Elon Musk – an entrepreneur between genius and madness – Economy

If you look at it positively, then you can only admire that this Elon Musk is actually afraid of nothing and nobody. “I hereby challenge Vladimir Putin to a man-to-man fight,” wrote the head of the carmaker Tesla and the aerospace company Space-X a few days ago on Twitter. According to the US billionaire, whoever wins the duel can decide how Ukraine will continue.

Elon Musk regulates with his fists what the West can’t do with sanctions, arms deliveries and political threats: Such a proposal can be described as courageous – or as the pinnacle of cynicism in a vita that is certainly not lacking in cynical moments. Not even a war, not even the suffering of millions of people, so this reading would go, can prevent the richest man on the planet from pushing himself to the fore and abusing the sad world situation for his own PR stunt.

Genius and madness, pioneering spirit and hubris – there is probably no other entrepreneur in the world who combines all these contradictory qualities as much as the son of a South African mechanical engineer and a Canadian-born model. Musk’s colorful personality has been the subject of all sorts of controversies for years, but it was also the cornerstone for building a corporate empire that has actually changed the world: Space X rockets carry people to the International Space Station ISS and thus take on a job that NASA, the most important space agency in the world, is no longer able to do. The Starlink satellite service provides Internet connections to remote or bombed-out regions of the world such as Ukraine. Tesla builds cars that are not just a status symbol for many buyers, but that have brought the car industry the biggest upheaval since assembly line production was invented.

The progress can be viewed in Grünheide, Brandenburg, a few kilometers east of the Berlin city limits, where Musk is opening the carmaker’s newest “Giga-Factory” this Tuesday. The work is exemplary for the way in which the Tesla boss creates facts and constantly pushes politics in front of him. Where investments have been debated elsewhere for years, within two years he had a factory built for six billion euros in the sands of Brandenburg, although until a few days ago he did not even have a final building permit and environmental organizations have been in court for a number of times because of possible effects on the water supply went. Musk reacted to the complaints, as he almost always reacts to criticism – with cheekiness and mockery: Brandenburg is by no means a region that lacks water, he explained, “otherwise hardly any trees would grow here”.

Musk thinks little of state rules and democratic processes

Although many politicians are always at loggerheads with the eccentric businessman, although Musk recently described US President Joe Biden as a “wet sock puppet” and Canada’s Prime Minister Justin Trudeau as “Hitler”, the powerful are often not far away when the computer and technology nerd from far away Texas: With Olaf Scholz and Robert Habeck, both the Chancellor and the Vice-Chancellor wanted to attend the opening of the plant in Grünheide on Tuesday.

This is also remarkable because Musk has repeatedly made it clear what he thinks of politics, democratic decision-making processes and state rules: nothing at all. For years he has been at odds with the US Financial Markets Authority because time and again he has been driving the stock markets with tweets that no one knows whether they are serious or not. He described the corona restrictions as state supervision, criticism that he hardly pays any taxes despite his assets of around 340 billion dollars at times, he countered by letting his fans vote online whether he wanted Tesla shares worth more to sell than $10 billion.

Musk follows in the tradition of libertarian US entrepreneurs who believe that all government regulations restrict their entrepreneurial freedom and that the world would be a better place if innovative company founders alone were in charge. Another representative of this genus is the German investor Peter Thiel, with whom Musk once founded the PayPal payment service. Both created the basis for their current billion-dollar assets.

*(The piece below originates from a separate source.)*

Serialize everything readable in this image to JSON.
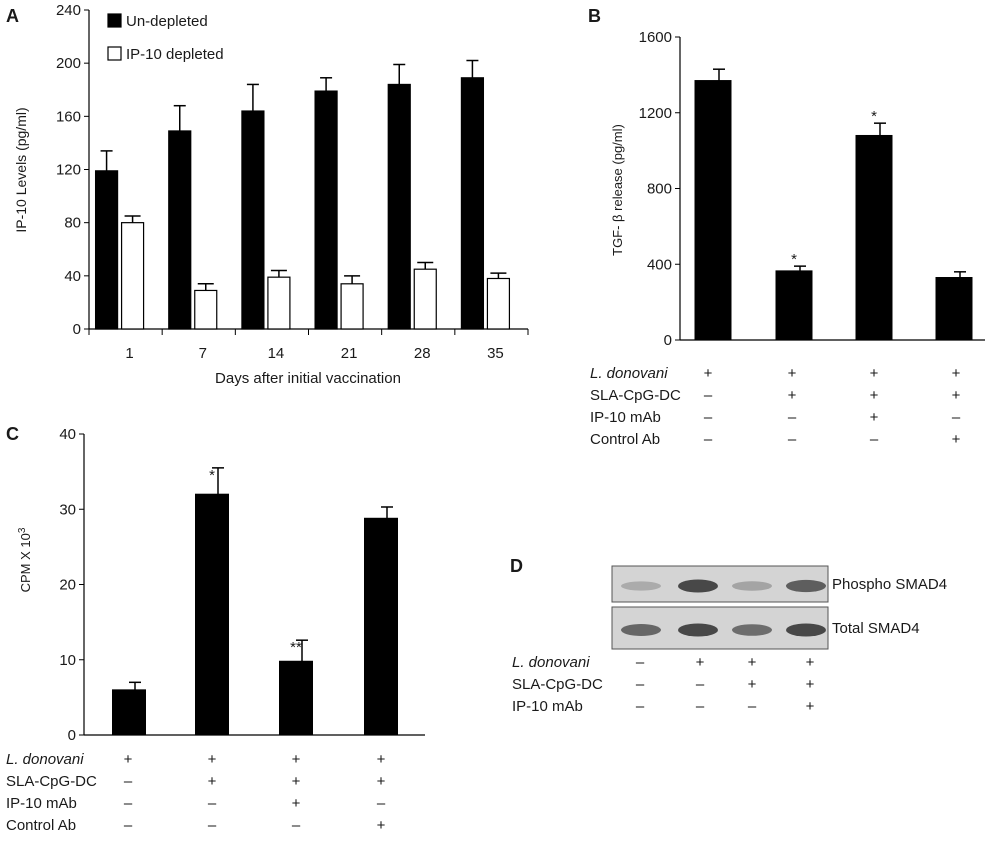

With the new plants in Grünheide, in Shanghai, China and just outside the Texan capital Austin, the former physics and economics student now wants to take the next big step and develop Tesla from a niche to a mass manufacturer. It is no coincidence that he is locating his European factory in Germany of all places, the land of Volkswagen, Mercedes, BMW and Audi. Rather, it testifies to a level of self-confidence that perhaps only someone who was bullied and beaten by their classmates as a child can develop – and then showed it to everyone. Musk may like the fact that the bosses of the established manufacturers in Wolfsburg, Stuttgart, Munich or Ingolstadt blink nervously when his name is mentioned, but it doesn’t satisfy his ambition. He has long had goals in mind that reach far beyond Brandenburg and Shanghai. “I want to die on Mars,” the rocket builder once said, “just not on landing.”